Wie werden "Klasse", "Unterklasse", "Überordnung" usw. bei Lebewesen bestimmt?

2 Antworten

Um eine Verwandtschaftsgruppe (Taxon, Plural: Taxa) zu begründen, muss man nach abgeleiteten Merkmalen (Apomorphien) suchen. Apomorphien sind Merkmale, die gegenüber den ursprünglichen Merkmalen (Plesiomorphien) evolutive Neuerungen sind. Genauer: man sucht nach gemeinsamen abgeleiteten Merkmalen (Synapomorphien). Das sind Merkmale, die für ein Taxon charakteristisch sind und die nur in diesem Taxon vorkommen, es somit von anderen Taxa unterscheidbar und als natürliche Verwandtschaftseinheit erkennbar machen.

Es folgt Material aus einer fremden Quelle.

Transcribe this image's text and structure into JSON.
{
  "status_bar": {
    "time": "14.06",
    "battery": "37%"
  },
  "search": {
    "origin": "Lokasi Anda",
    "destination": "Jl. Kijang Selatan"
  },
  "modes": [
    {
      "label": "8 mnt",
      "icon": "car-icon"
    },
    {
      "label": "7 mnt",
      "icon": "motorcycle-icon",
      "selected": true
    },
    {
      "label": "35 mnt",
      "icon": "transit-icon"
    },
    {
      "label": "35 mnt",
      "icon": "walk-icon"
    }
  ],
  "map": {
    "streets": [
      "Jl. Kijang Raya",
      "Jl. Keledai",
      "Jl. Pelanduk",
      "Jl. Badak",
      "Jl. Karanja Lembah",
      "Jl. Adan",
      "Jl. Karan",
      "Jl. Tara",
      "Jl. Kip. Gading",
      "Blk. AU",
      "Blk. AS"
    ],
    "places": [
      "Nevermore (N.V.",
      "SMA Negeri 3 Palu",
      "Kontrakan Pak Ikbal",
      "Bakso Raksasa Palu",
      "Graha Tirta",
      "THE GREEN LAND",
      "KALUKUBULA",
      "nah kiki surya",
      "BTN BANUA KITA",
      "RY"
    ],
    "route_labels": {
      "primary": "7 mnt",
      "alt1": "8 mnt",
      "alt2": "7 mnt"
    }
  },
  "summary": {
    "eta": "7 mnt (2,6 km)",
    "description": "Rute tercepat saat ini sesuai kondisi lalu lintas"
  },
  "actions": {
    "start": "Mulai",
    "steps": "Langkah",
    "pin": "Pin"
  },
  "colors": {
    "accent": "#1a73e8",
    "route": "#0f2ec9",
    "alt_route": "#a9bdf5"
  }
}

Eine Synapomorphie der Raubtiere (Carnivora) ist z. B. der Brechscherenapparat. Diese Brechschere wird gebildet aus jeweils dem letzten (dem vierten) Vorbackenzahn (Prämolar) des Ober- und dem ersten Backenzahn (Molar) des Unterkiefers. Man nennt sie deshalb auch P⁴M₁Brechschere, die beteiligten Zähne werden auch Reißzähne genannt. Ausnahmslos alle Raubtiere der Welt, ob Katze, Hund, Marder, Robbe oder Bär, haben dieses Brechscherengebiss, wenngleich die Brechschere bei den einzelnen Arten unterschiedlich stark entwickelt sein kann. Umgekehrt gibt es kein Tier mit einer Brechschere, das kein Raubtier wäre. Zwar hatten auch einige ausgestorbene Säugetiergruppen, z. B. die Creodonta, ein Brechscherengebiss, das war aber anders aufgebaut, d. h. es waren andere Zähne daran beteiligt.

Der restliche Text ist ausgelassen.